Show that $P_{n}(x)\rightrightarrows 0\qquad (x\in[0,1])$
Given, $P_0(x) = \sqrt{x}$, and the recurssion $P_{n+1}(x)=\frac{1}{2}P_{n}^{2}(x)+(1-\sqrt{x})P_{n}(x)$, for $n \ge 0$.
We prove by induction, that $0 \le P_n(x) \le \dfrac{2\sqrt{x}}{2+n\sqrt{x}}$, $\forall \,x \in [0,1].$
The lower bound is easy to establish. As for the upper bound,
Since, $0 \le P_n(x) \le \sqrt{x} = P_{0}(x)$, (corresponds to case $n = 0$),
$ \implies P_{n+1}(x) = P_{n}(x)(\frac{1}{2}P_n(x) + (1-\sqrt{x})) \le \dfrac{2\sqrt{x}}{2+n\sqrt{x}}\cdot(1-\frac{\sqrt{x}}{2}) $
$\le \dfrac{2\sqrt{x}}{2+n\sqrt{x}}.\left(1-\dfrac{\sqrt{x}}{2+(n+1)\sqrt{x}}\right) = \dfrac{2\sqrt{x}}{2+(n+1)\sqrt{x}}$
Establishing our Induction hypothesis.
Hence, $P_n$ converges uniformly to $0$, on $[0,1]$. Q.E.D.

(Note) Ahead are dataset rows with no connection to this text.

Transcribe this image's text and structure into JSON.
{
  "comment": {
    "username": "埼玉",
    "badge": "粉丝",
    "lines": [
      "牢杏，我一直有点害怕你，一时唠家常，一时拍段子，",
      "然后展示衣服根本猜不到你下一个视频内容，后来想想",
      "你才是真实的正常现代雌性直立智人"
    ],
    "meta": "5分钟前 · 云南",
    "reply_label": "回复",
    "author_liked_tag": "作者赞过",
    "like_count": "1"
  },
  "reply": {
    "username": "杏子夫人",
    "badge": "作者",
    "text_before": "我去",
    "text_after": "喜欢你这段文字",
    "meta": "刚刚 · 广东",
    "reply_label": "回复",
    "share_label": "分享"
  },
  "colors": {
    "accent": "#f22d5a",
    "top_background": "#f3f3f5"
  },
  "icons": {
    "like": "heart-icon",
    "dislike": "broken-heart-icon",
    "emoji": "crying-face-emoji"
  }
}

For simplicity, let we set $T_n(x)=P_n(x^2), T_0(x)=x$ in order to deal with the polynomial sequence: $$T_{n+1}(x) = \frac{1}{2}T_n(x)^2+(1-x)T_n(x) = T_n(x)\left(1-x+\frac{1}{2}T_n(x)\right).$$ Obviously $T_n(x)$ is always positive over $(0,1)$. The behaviour in zero is always the same, hence it is worth to further set $T_{n}(x)=x U_n(x)$ in order to deal with: $$U_{n+1}(x)=U_n(x)\left(1-x+\frac{x}{2}U_n(x)\right),\qquad U_0(x)=1.$$ Now it is not difficult to prove by induction that: $$ U_n(x)\leq (1-x/2)^{n}, $$ hence: $$ T_n(x) \leq x(1-x/2)^n, $$ where the maximum of the RHS occurs in $x=\frac{2}{n+1}$, giving:
$$ \sup_{x\in(0,1)}P_n(x)\leq \frac{2}{ne}.\tag{1}$$
If $P_n(x)\le\sqrt{x}$, then $$ \begin{align} \frac{P_{n+1}(x)}{P_n(x)} &=\frac12P_n(x)+1-\sqrt{x}\\ &\le1-\frac12\sqrt{x}\tag{1} \end{align} $$ Inequality $(1)$ implies that $P_{n+1}(x)\le\sqrt{x}$ as well. Therefore, by induction and the fact that $1+x\le e^x$, we have $$ \begin{align} P_n(x) &\le\sqrt{x}\left(1-\frac12\sqrt{x}\right)^n\\ &\le\sqrt{x}e^{-n\sqrt{x}/2}\\ &=\frac2n\cdot(n\sqrt{x}/2)e^{-n\sqrt{x}/2}\tag{2} \end{align} $$ Since $xe^{-x}\le\frac1e$, $(2)$ implies $$ P_n(x)\le\frac2{ne}\tag{3} $$